LUMBERTON — Some principals reported the transition to in-person learning on Monday went smoothly for Public Schools of Robeson County students.
Fairmont High School Principal Kent Prater welcomed back about 122 students to the campus on Monday, and all students followed the safety precautions set for them. Drop-off times and dismissal also went according to planned.
Students once again entered the school’s front doors, and they were greeted by head football coach George Coltharp and others who took their temperatures before allowing them to proceed to the classrooms.
Francisco Sierra and his sister Kadence Cumbie arrived on campus to finish out their 11th-grade year with in-person learning.
“It feels like the first day of school again. I’m happy, but I’m nervous at the same time,” Sierra said.
Cumbie said learning from home was a challenge, and she too was excited to return to the classroom and “ready to see different faces again.”
“I’m more of a hands-on person,” she said.
“It’s just been too long, boring and too much internet,” Sierra said of remote learning.
Senior Braeden Hunt said the return to high school to finish up his final year felt like more of a beginning.
“It feels weird,” Hunt said.
“A lot of our students have had, you know, some trials and tribulations within the virtual realm,” said coach Coltharp, who also teaches social studies.
Those tribulations, which included adapting to technology and connecting through a screen, also extended to teachers, Coltharp said.
Above all, the school will “adjust and keep it moving” as it nears the school year finish line, he said.
St. Pauls Elementary School Principal Jill Hathaway welcomed almost 200 children back to school.
“We had a very successful first day,” she said.
The transition, including wearing masks and social distancing, was free of problems, and the day went better than expected, Hathaway said.
“Kids were excited to be back,” said Anthony Barton, Pembroke Middle School principal.
“I didn’t hear any complaints from teachers. I didn’t hear any complaints from students,” he said.
The school implemented a color-coding system Monday to help facilitate student pickup and drop-off, which was a bit challenging the first day, Barton said.
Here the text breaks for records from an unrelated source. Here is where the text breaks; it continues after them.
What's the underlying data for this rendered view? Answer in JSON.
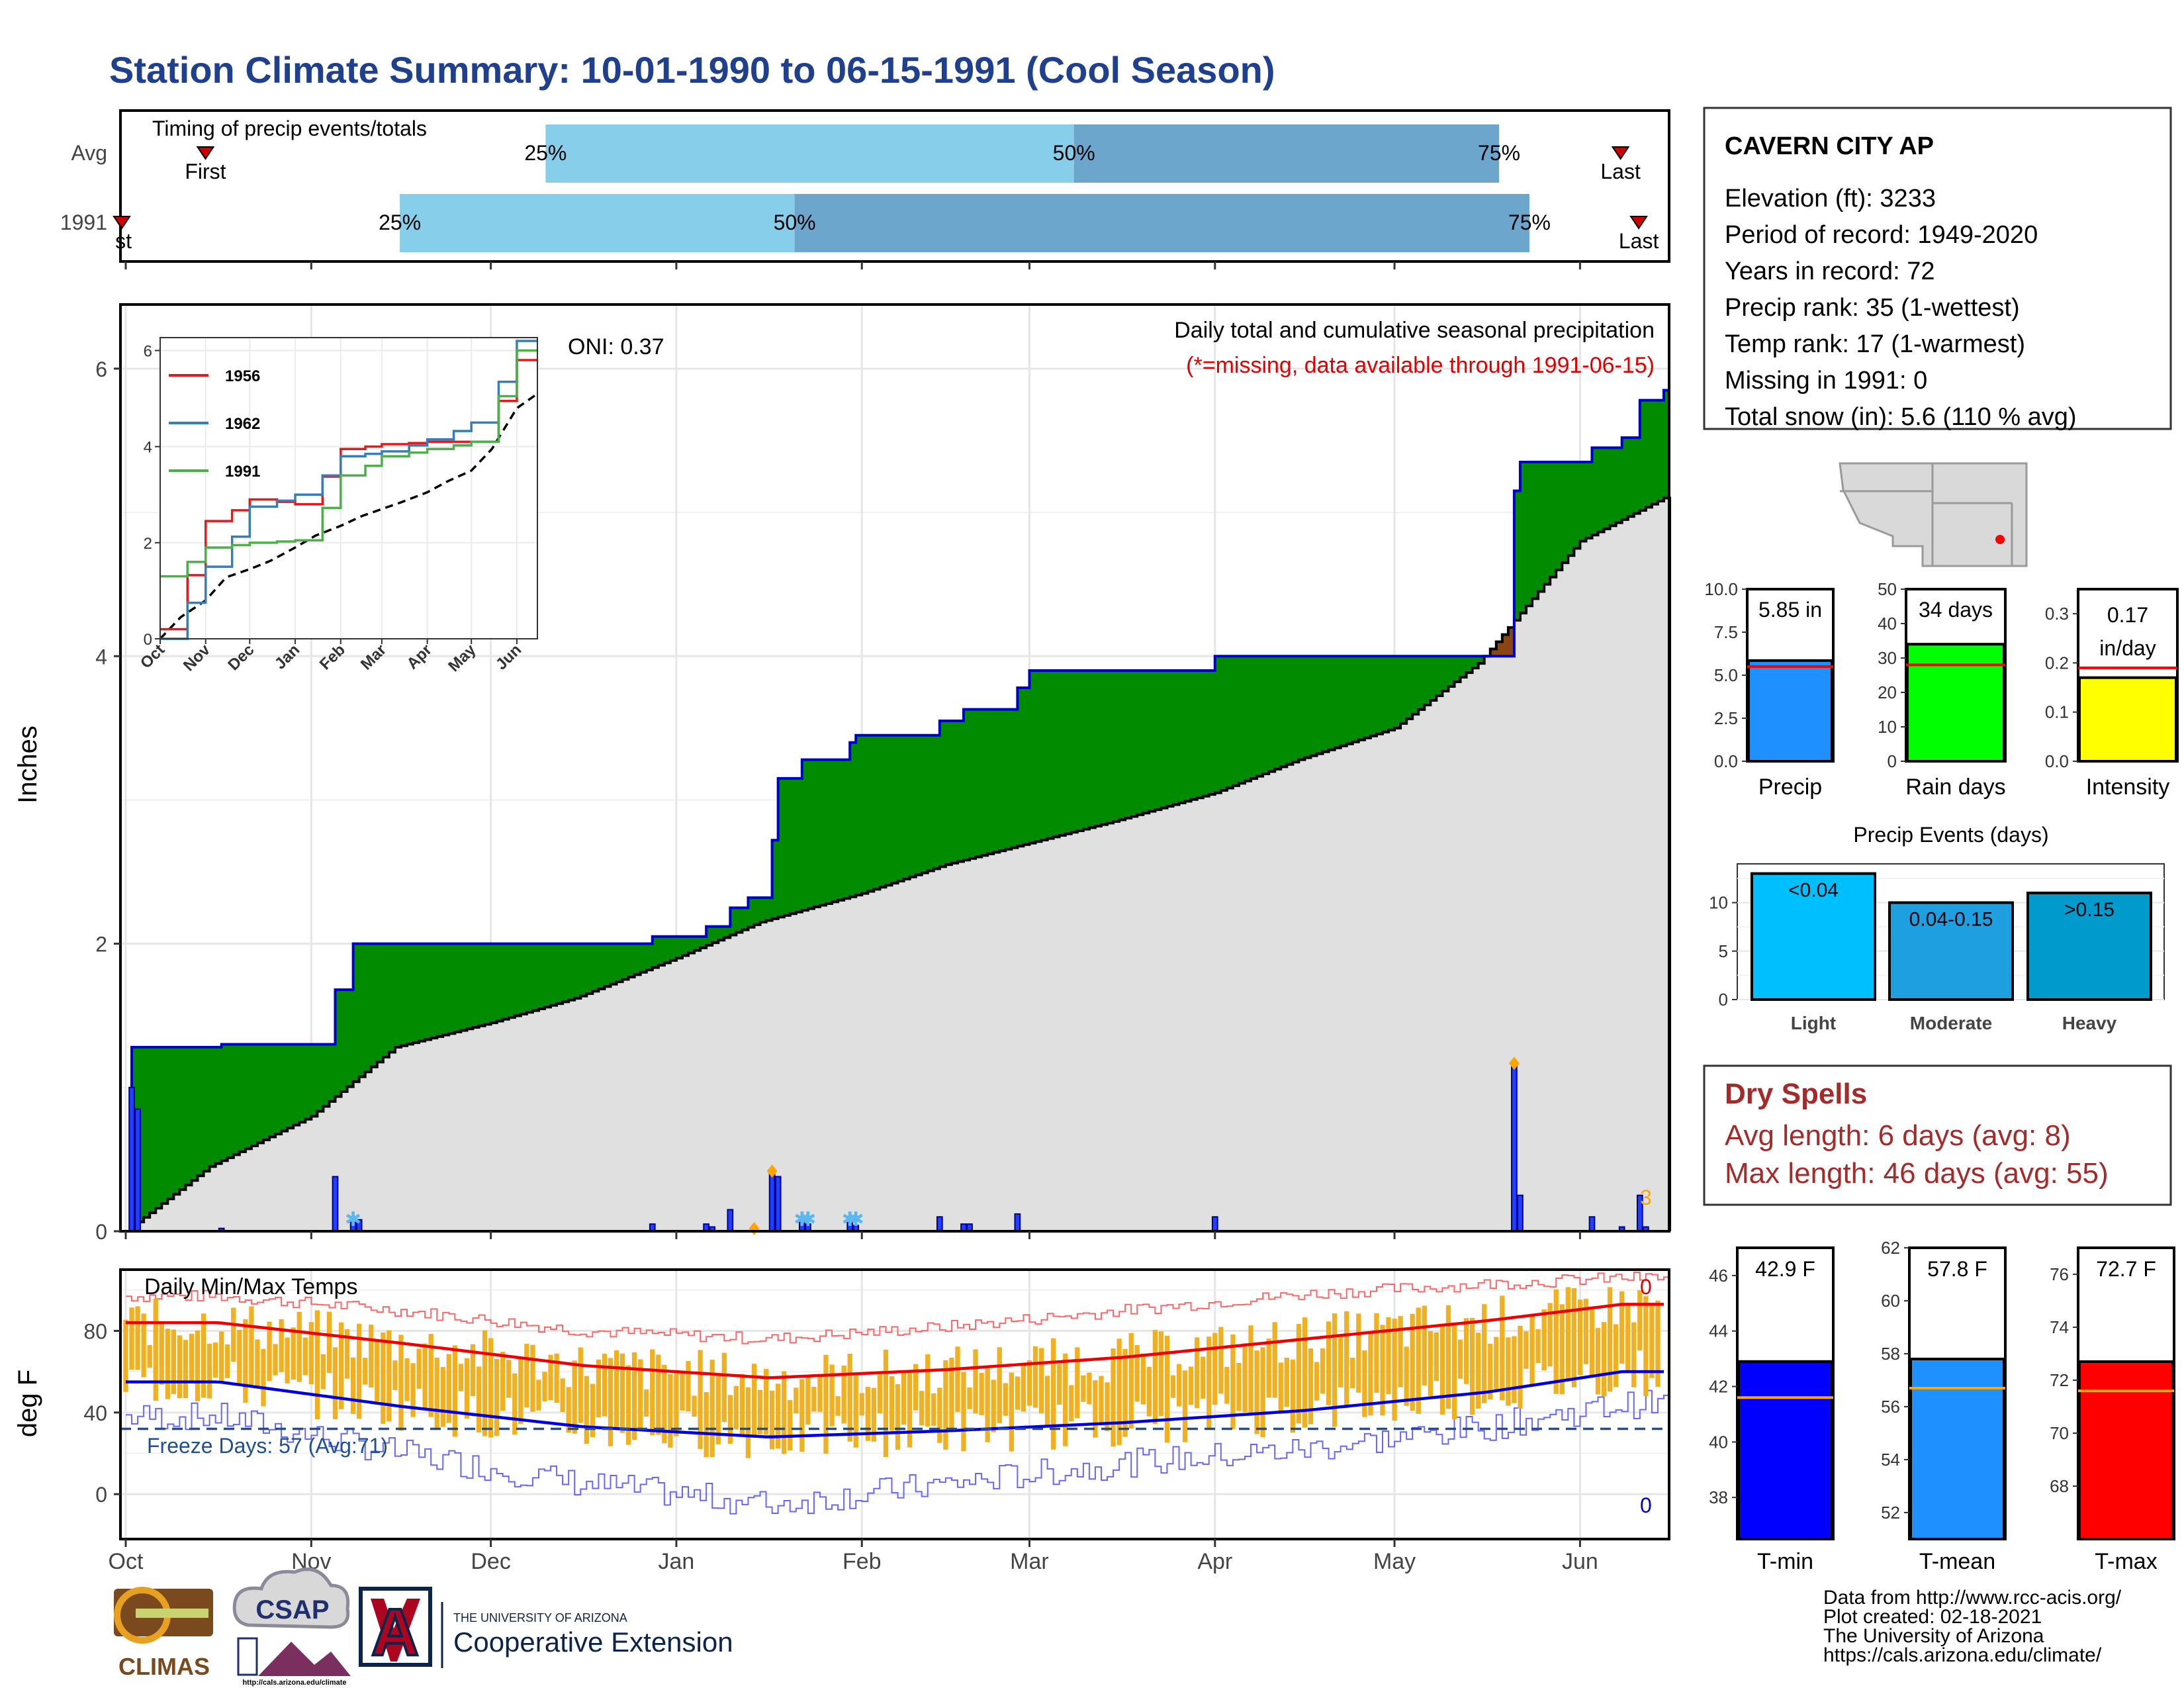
{
  "title": "Station Climate Summary: 10-01-1990 to 06-15-1991 (Cool Season)",
  "months": [
    "Oct",
    "Nov",
    "Dec",
    "Jan",
    "Feb",
    "Mar",
    "Apr",
    "May",
    "Jun"
  ],
  "timing": {
    "label": "Timing of precip events/totals",
    "rows": [
      {
        "name": "Avg",
        "first_label": "First",
        "last_label": "Last",
        "p25": "25%",
        "p50": "50%",
        "p75": "75%",
        "first_day": 14,
        "q25_day": 70,
        "q50_day": 157,
        "q75_day": 227,
        "last_day": 247
      },
      {
        "name": "1991",
        "first_label": "First",
        "last_label": "Last",
        "p25": "25%",
        "p50": "50%",
        "p75": "75%",
        "first_day": 0,
        "q25_day": 46,
        "q50_day": 111,
        "q75_day": 232,
        "last_day": 250
      }
    ],
    "colors": {
      "light": "#87CEEB",
      "dark": "#6CA6CD",
      "marker": "#CC0000"
    }
  },
  "precip_panel": {
    "ylabel": "Inches",
    "oni": "ONI: 0.37",
    "subtitle": "Daily total and cumulative seasonal precipitation",
    "note": "(*=missing, data available through 1991-06-15)",
    "yticks": [
      "0",
      "2",
      "4",
      "6"
    ],
    "corner_label": "3"
  },
  "inset": {
    "series": [
      {
        "name": "1956",
        "color": "#E41A1C"
      },
      {
        "name": "1962",
        "color": "#377EB8"
      },
      {
        "name": "1991",
        "color": "#4DAF4A"
      }
    ],
    "yticks": [
      "0",
      "2",
      "4",
      "6"
    ],
    "xticks": [
      "Oct",
      "Nov",
      "Dec",
      "Jan",
      "Feb",
      "Mar",
      "Apr",
      "May",
      "Jun"
    ]
  },
  "temp_panel": {
    "ylabel": "deg F",
    "label": "Daily Min/Max Temps",
    "freeze": "Freeze Days: 57 (Avg:71)",
    "count_max": "0",
    "count_min": "0",
    "yticks": [
      "0",
      "40",
      "80"
    ]
  },
  "station": {
    "name": "CAVERN CITY AP",
    "lines": [
      "Elevation (ft): 3233",
      "Period of record: 1949-2020",
      "Years in record: 72",
      "Precip rank: 35 (1-wettest)",
      "Temp rank: 17 (1-warmest)",
      "Missing in 1991: 0",
      "Total snow (in): 5.6 (110 % avg)"
    ]
  },
  "summary_bars": [
    {
      "label": "Precip",
      "value_text": "5.85 in",
      "value": 5.85,
      "avg": 5.5,
      "max": 10,
      "ticks": [
        "0.0",
        "2.5",
        "5.0",
        "7.5",
        "10.0"
      ],
      "color": "#1E90FF"
    },
    {
      "label": "Rain days",
      "value_text": "34 days",
      "value": 34,
      "avg": 28,
      "max": 50,
      "ticks": [
        "0",
        "10",
        "20",
        "30",
        "40",
        "50"
      ],
      "color": "#00FF00"
    },
    {
      "label": "Intensity",
      "value_text": "0.17 in/day",
      "value": 0.17,
      "avg": 0.19,
      "max": 0.35,
      "ticks": [
        "0.0",
        "0.1",
        "0.2",
        "0.3"
      ],
      "color": "#FFFF00"
    }
  ],
  "precip_events": {
    "title": "Precip Events (days)",
    "yticks": [
      "0",
      "5",
      "10"
    ],
    "bars": [
      {
        "label": "Light",
        "bin": "<0.04",
        "value": 13,
        "color": "#00BFFF"
      },
      {
        "label": "Moderate",
        "bin": "0.04-0.15",
        "value": 10,
        "color": "#1E9FDF"
      },
      {
        "label": "Heavy",
        "bin": ">0.15",
        "value": 11,
        "color": "#009ACD"
      }
    ]
  },
  "dry_spells": {
    "title": "Dry Spells",
    "avg": "Avg length: 6 days (avg: 8)",
    "max": "Max length: 46 days (avg: 55)"
  },
  "temp_bars": [
    {
      "label": "T-min",
      "value_text": "42.9 F",
      "value": 42.9,
      "avg": 41.6,
      "min": 36.5,
      "max": 47,
      "ticks": [
        "38",
        "40",
        "42",
        "44",
        "46"
      ],
      "color": "#0000FF"
    },
    {
      "label": "T-mean",
      "value_text": "57.8 F",
      "value": 57.8,
      "avg": 56.7,
      "min": 51,
      "max": 62,
      "ticks": [
        "52",
        "54",
        "56",
        "58",
        "60",
        "62"
      ],
      "color": "#1E90FF"
    },
    {
      "label": "T-max",
      "value_text": "72.7 F",
      "value": 72.7,
      "avg": 71.6,
      "min": 66,
      "max": 77,
      "ticks": [
        "68",
        "70",
        "72",
        "74",
        "76"
      ],
      "color": "#FF0000"
    }
  ],
  "credits": [
    "Data from http://www.rcc-acis.org/",
    "Plot created: 02-18-2021",
    "The University of Arizona",
    "https://cals.arizona.edu/climate/"
  ],
  "logos": {
    "climas": "CLIMAS",
    "csap": "CSAP",
    "csap_url": "http://cals.arizona.edu/climate",
    "ua_small": "THE UNIVERSITY OF ARIZONA",
    "ua_large": "Cooperative Extension"
  },
  "chart_data": [
    {
      "type": "area",
      "title": "Daily total and cumulative seasonal precipitation",
      "ylabel": "Inches",
      "ylim": [
        0,
        6.3
      ],
      "x_unit": "date",
      "cumulative_1991": [
        [
          "1990-10-01",
          0
        ],
        [
          "1990-10-02",
          1.28
        ],
        [
          "1990-10-17",
          1.3
        ],
        [
          "1990-11-05",
          1.68
        ],
        [
          "1990-11-08",
          2.0
        ],
        [
          "1990-12-28",
          2.05
        ],
        [
          "1991-01-06",
          2.12
        ],
        [
          "1991-01-10",
          2.25
        ],
        [
          "1991-01-13",
          2.32
        ],
        [
          "1991-01-17",
          2.72
        ],
        [
          "1991-01-18",
          3.15
        ],
        [
          "1991-01-22",
          3.28
        ],
        [
          "1991-01-30",
          3.4
        ],
        [
          "1991-01-31",
          3.45
        ],
        [
          "1991-02-14",
          3.55
        ],
        [
          "1991-02-18",
          3.63
        ],
        [
          "1991-02-27",
          3.78
        ],
        [
          "1991-03-01",
          3.9
        ],
        [
          "1991-04-01",
          4.0
        ],
        [
          "1991-05-21",
          5.15
        ],
        [
          "1991-05-22",
          5.35
        ],
        [
          "1991-06-03",
          5.45
        ],
        [
          "1991-06-08",
          5.52
        ],
        [
          "1991-06-11",
          5.78
        ],
        [
          "1991-06-15",
          5.85
        ]
      ],
      "average_cumulative": [
        [
          "1990-10-01",
          0
        ],
        [
          "1990-10-15",
          0.45
        ],
        [
          "1990-11-01",
          0.8
        ],
        [
          "1990-11-15",
          1.28
        ],
        [
          "1990-12-01",
          1.45
        ],
        [
          "1990-12-15",
          1.62
        ],
        [
          "1991-01-01",
          1.9
        ],
        [
          "1991-01-15",
          2.15
        ],
        [
          "1991-02-01",
          2.35
        ],
        [
          "1991-02-15",
          2.55
        ],
        [
          "1991-03-01",
          2.7
        ],
        [
          "1991-03-15",
          2.85
        ],
        [
          "1991-04-01",
          3.05
        ],
        [
          "1991-04-15",
          3.28
        ],
        [
          "1991-05-01",
          3.5
        ],
        [
          "1991-05-15",
          3.95
        ],
        [
          "1991-06-01",
          4.8
        ],
        [
          "1991-06-15",
          5.1
        ]
      ],
      "daily_precip": [
        [
          "1990-10-02",
          1.0
        ],
        [
          "1990-10-03",
          0.85
        ],
        [
          "1990-10-17",
          0.02
        ],
        [
          "1990-11-05",
          0.38
        ],
        [
          "1990-11-08",
          0.1
        ],
        [
          "1990-11-09",
          0.08
        ],
        [
          "1990-12-28",
          0.05
        ],
        [
          "1991-01-06",
          0.05
        ],
        [
          "1991-01-07",
          0.03
        ],
        [
          "1991-01-10",
          0.15
        ],
        [
          "1991-01-17",
          0.4
        ],
        [
          "1991-01-18",
          0.38
        ],
        [
          "1991-01-22",
          0.1
        ],
        [
          "1991-01-23",
          0.05
        ],
        [
          "1991-01-30",
          0.06
        ],
        [
          "1991-01-31",
          0.04
        ],
        [
          "1991-02-14",
          0.1
        ],
        [
          "1991-02-18",
          0.05
        ],
        [
          "1991-02-19",
          0.05
        ],
        [
          "1991-02-27",
          0.12
        ],
        [
          "1991-04-01",
          0.1
        ],
        [
          "1991-05-21",
          1.15
        ],
        [
          "1991-05-22",
          0.25
        ],
        [
          "1991-06-03",
          0.1
        ],
        [
          "1991-06-08",
          0.03
        ],
        [
          "1991-06-11",
          0.25
        ],
        [
          "1991-06-12",
          0.03
        ]
      ]
    },
    {
      "type": "line",
      "title": "",
      "ylim": [
        0,
        6.2
      ],
      "x": [
        "Oct",
        "Nov",
        "Dec",
        "Jan",
        "Feb",
        "Mar",
        "Apr",
        "May",
        "Jun"
      ],
      "series": [
        {
          "name": "1956",
          "values": [
            0.2,
            2.45,
            2.9,
            2.8,
            3.95,
            4.05,
            4.1,
            4.1,
            5.8
          ]
        },
        {
          "name": "1962",
          "values": [
            0.0,
            1.5,
            2.75,
            3.0,
            3.8,
            3.9,
            4.15,
            4.5,
            6.2
          ]
        },
        {
          "name": "1991",
          "values": [
            1.3,
            1.9,
            2.0,
            2.05,
            3.4,
            3.8,
            3.95,
            4.1,
            6.0
          ]
        }
      ]
    },
    {
      "type": "bar",
      "title": "Daily Min/Max Temps",
      "ylabel": "deg F",
      "ylim": [
        -22,
        110
      ],
      "x": [
        "Oct",
        "Nov",
        "Dec",
        "Jan",
        "Feb",
        "Mar",
        "Apr",
        "May",
        "Jun"
      ],
      "series": [
        {
          "name": "avg_max",
          "values": [
            84,
            74,
            63,
            57,
            61,
            67,
            76,
            85,
            93
          ]
        },
        {
          "name": "avg_min",
          "values": [
            55,
            43,
            33,
            28,
            31,
            35,
            41,
            50,
            60
          ]
        },
        {
          "name": "record_max",
          "values": [
            97,
            90,
            80,
            76,
            82,
            90,
            98,
            103,
            106
          ]
        },
        {
          "name": "record_min",
          "values": [
            38,
            20,
            5,
            -5,
            5,
            15,
            22,
            33,
            44
          ]
        }
      ],
      "freeze_line": 32
    },
    {
      "type": "bar",
      "title": "",
      "categories": [
        "Precip"
      ],
      "values": [
        5.85
      ],
      "ylim": [
        0,
        10
      ]
    },
    {
      "type": "bar",
      "title": "",
      "categories": [
        "Rain days"
      ],
      "values": [
        34
      ],
      "ylim": [
        0,
        50
      ]
    },
    {
      "type": "bar",
      "title": "",
      "categories": [
        "Intensity"
      ],
      "values": [
        0.17
      ],
      "ylim": [
        0,
        0.35
      ]
    },
    {
      "type": "bar",
      "title": "Precip Events (days)",
      "categories": [
        "Light",
        "Moderate",
        "Heavy"
      ],
      "values": [
        13,
        10,
        11
      ],
      "ylim": [
        0,
        14
      ]
    },
    {
      "type": "bar",
      "title": "",
      "categories": [
        "T-min",
        "T-mean",
        "T-max"
      ],
      "values": [
        42.9,
        57.8,
        72.7
      ]
    }
  ]
}
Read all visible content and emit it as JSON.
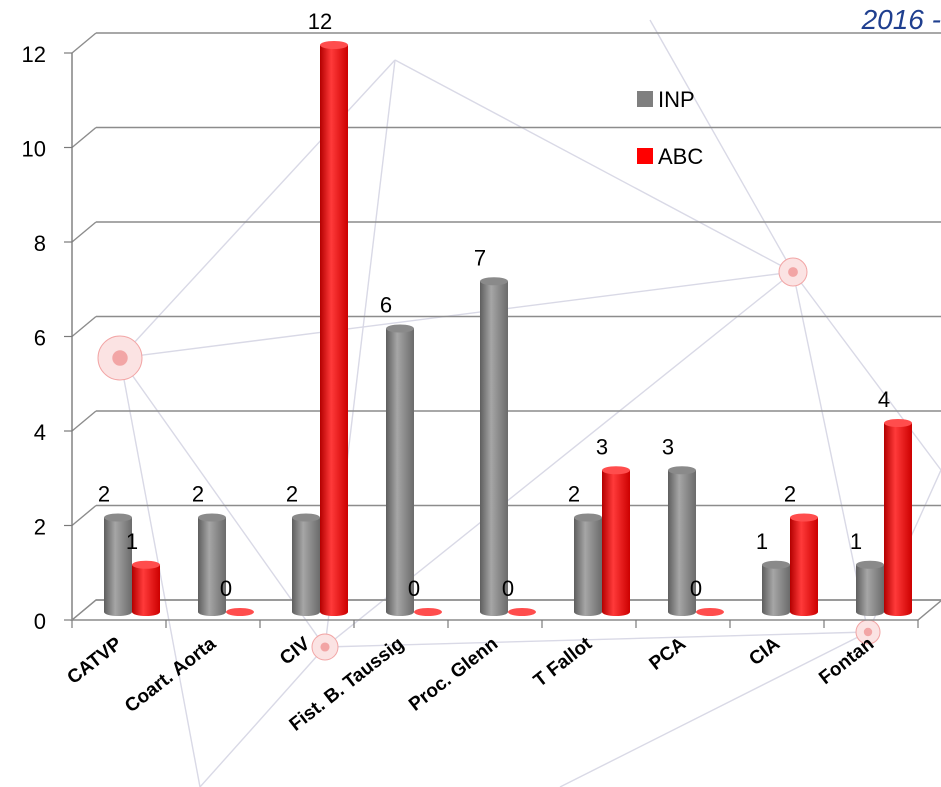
{
  "header": {
    "corner_title": "2016 -"
  },
  "colors": {
    "inp": "#7f7f7f",
    "abc": "#ff0000",
    "gridline": "#8c8c8c",
    "decor": "#f2a5a5"
  },
  "chart_data": {
    "type": "bar",
    "title": "",
    "xlabel": "",
    "ylabel": "",
    "categories": [
      "CATVP",
      "Coart. Aorta",
      "CIV",
      "Fist. B. Taussig",
      "Proc. Glenn",
      "T Fallot",
      "PCA",
      "CIA",
      "Fontan"
    ],
    "series": [
      {
        "name": "INP",
        "color": "#7f7f7f",
        "values": [
          2,
          2,
          2,
          6,
          7,
          2,
          3,
          1,
          1
        ]
      },
      {
        "name": "ABC",
        "color": "#ff0000",
        "values": [
          1,
          0,
          12,
          0,
          0,
          3,
          0,
          2,
          4
        ]
      }
    ],
    "ylim": [
      0,
      12
    ],
    "yticks": [
      "0",
      "2",
      "4",
      "6",
      "8",
      "10",
      "12"
    ],
    "grid": true,
    "legend_position": "top-right",
    "data_labels": true,
    "style": "3d-cylinder"
  }
}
“It was a pleasure to have kids back on campus today,” the principal said.
He asked for patience from parents, and extended to them an invitation to call the school or reach out if they have any concerns during the learning transition.
“Everything’s going good,” Fairmont Middle School Principal Tracey Ferguson said Monday morning.
Staff members were asking health questions and documenting student temperatures before allowing them to enter through the hallways located closest to their classrooms.
Doing so allowed for less exposure to other students during the entry process, she said.
Taneisha Krat, who was dropping off her daughter Amiya, was thankful for the return of in-person learning.
“I’m excited. It’s been a long time,” she said.
Mendel Priest also dropped by to receive transportation forms for his three students.
“Hey, I feel good. Give me a break,” Priest said.
Each school implemented similar safety precautions, and most, if not all, principals were hoping for the best.
Ferguson shared some advice.
“Just be flexible,” she said. “Be flexible and be ready to adjust. Don’t get too emotional or worried when things don’t work out because we can revise and make things right.”